I wrote this software to align the two camera’s previews. It can be a part of the calibration process for companies, that manufacture conference cameras with built-in camera systems, or for individuals who glue together two cameras… 😊

Dependencies:

OpenCV 4.6.0
Java 1.8.0_341

It's written and developed on Windows 10, using IntelliJ.

About the cameras I used:

I used an “HD pro webcam C920” from Logitech and my laptop’s built-in camera. It is better to use the same type of camera with the similar light sensitivity, color spectrum...

Describing the software:

The first step towards the solution is detecting keyPoints in both cameras' previews and then finding the corresponding ones.

As a feature detector, I used ORB (Oriented FAST and rotated BRIEF), which detects the keyPoints and computes the binary String descriptors. To find the common keyPoints I used BruteForce matcher based on comparing Hamming distance of the descriptors. The method finds a lot of matches, but several are wrong among them.
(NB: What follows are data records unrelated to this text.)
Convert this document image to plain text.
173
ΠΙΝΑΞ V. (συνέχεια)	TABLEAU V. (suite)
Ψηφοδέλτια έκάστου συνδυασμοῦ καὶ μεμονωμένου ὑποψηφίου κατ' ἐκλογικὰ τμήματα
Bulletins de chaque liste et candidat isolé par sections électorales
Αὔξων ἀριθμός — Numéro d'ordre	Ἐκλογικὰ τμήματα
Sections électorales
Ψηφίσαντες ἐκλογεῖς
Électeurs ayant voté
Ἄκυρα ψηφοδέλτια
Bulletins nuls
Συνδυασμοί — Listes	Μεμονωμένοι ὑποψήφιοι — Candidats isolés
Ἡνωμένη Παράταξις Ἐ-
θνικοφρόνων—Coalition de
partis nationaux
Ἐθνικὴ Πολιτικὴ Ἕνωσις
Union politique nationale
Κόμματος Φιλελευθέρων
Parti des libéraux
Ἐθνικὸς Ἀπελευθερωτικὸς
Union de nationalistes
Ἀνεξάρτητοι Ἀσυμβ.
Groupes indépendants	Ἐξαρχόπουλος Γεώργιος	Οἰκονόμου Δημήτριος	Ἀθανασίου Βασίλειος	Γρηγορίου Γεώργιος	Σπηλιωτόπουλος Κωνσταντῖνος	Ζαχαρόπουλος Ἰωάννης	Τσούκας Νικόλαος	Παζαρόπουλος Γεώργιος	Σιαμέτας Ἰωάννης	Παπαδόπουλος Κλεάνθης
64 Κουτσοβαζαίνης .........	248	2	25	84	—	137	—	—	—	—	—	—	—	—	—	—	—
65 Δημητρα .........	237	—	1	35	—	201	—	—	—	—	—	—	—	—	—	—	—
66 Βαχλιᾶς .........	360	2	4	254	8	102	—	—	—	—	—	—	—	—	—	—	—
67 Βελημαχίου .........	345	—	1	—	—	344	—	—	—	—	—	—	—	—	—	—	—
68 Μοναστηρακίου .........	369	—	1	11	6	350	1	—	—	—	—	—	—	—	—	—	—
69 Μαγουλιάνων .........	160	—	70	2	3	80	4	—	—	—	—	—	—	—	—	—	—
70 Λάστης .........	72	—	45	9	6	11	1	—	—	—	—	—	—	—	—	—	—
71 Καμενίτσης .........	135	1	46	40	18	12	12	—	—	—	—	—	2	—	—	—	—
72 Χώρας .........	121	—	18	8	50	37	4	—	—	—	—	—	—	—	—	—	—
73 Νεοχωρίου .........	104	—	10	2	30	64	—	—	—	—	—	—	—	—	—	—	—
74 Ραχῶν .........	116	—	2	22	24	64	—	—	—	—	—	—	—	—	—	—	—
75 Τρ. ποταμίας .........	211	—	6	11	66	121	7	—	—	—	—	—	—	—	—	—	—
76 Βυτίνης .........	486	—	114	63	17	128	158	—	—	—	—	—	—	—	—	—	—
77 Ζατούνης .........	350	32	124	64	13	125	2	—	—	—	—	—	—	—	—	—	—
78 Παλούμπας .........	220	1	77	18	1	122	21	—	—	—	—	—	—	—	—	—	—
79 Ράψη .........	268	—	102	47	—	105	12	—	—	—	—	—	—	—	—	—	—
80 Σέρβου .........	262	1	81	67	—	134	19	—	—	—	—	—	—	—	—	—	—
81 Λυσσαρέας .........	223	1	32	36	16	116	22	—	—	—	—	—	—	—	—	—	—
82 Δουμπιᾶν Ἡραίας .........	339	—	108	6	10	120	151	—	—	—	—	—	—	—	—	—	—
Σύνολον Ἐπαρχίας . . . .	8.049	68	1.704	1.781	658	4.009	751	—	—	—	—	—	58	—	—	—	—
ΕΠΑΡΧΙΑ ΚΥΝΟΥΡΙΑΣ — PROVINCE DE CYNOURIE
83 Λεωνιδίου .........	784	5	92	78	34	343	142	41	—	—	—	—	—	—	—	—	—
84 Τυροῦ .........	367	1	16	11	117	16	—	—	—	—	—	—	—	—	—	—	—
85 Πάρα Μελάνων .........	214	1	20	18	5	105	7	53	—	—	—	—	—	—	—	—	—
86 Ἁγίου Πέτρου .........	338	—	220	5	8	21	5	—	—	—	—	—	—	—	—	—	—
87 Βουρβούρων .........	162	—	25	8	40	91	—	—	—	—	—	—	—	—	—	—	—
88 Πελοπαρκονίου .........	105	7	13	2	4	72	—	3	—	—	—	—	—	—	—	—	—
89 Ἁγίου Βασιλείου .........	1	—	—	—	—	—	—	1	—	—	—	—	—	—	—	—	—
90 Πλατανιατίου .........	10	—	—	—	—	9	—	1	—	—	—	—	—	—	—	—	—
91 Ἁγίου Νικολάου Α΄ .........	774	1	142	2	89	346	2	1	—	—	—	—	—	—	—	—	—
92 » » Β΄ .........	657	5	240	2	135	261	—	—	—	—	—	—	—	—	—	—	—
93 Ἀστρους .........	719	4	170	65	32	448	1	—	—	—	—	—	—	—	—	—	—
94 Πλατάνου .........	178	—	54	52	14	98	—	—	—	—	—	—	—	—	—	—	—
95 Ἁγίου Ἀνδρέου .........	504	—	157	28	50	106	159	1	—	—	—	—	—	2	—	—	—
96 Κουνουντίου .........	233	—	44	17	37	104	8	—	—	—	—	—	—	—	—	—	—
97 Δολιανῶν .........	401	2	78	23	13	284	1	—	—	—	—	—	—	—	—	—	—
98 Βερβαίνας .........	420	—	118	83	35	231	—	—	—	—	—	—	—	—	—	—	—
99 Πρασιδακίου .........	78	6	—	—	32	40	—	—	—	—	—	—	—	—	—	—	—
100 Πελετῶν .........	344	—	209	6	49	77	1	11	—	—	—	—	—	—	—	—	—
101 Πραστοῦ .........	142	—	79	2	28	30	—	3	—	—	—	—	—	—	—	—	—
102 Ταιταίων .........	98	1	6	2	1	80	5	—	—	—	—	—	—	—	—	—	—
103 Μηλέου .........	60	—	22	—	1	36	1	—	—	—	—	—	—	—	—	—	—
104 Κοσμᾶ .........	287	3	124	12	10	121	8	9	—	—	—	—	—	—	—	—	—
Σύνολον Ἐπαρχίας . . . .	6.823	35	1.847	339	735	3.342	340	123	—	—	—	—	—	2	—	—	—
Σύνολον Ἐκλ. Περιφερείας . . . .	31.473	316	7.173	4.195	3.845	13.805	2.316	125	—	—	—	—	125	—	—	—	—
I filtered the matching keyPoints even more, with the help of Calib3d.findHomography() method; as a result, I got a small but good subset of them. (better_matches)

Then the software calculates the average of the coordinates of the better_matches, resulting in one average point for each camera preview. This way the software can compute the shift direction and degree, using only the difference between the two average point coordinates.

With the direction and degree of the shift, the software automatically selects selects the part of the second camera image (by setting the viewport to the imageView), which fits the image of the first camera.

gitar

The picture is a screenshot of the working app. The red dots are keypoints for which the detector doesn't find a suitable match, blue ones the matching keypoints, the green is the matching keypoint average, the white one is the center of the screen. The top pictures are taken by the two cameras, and the lower one is the result of the alignment.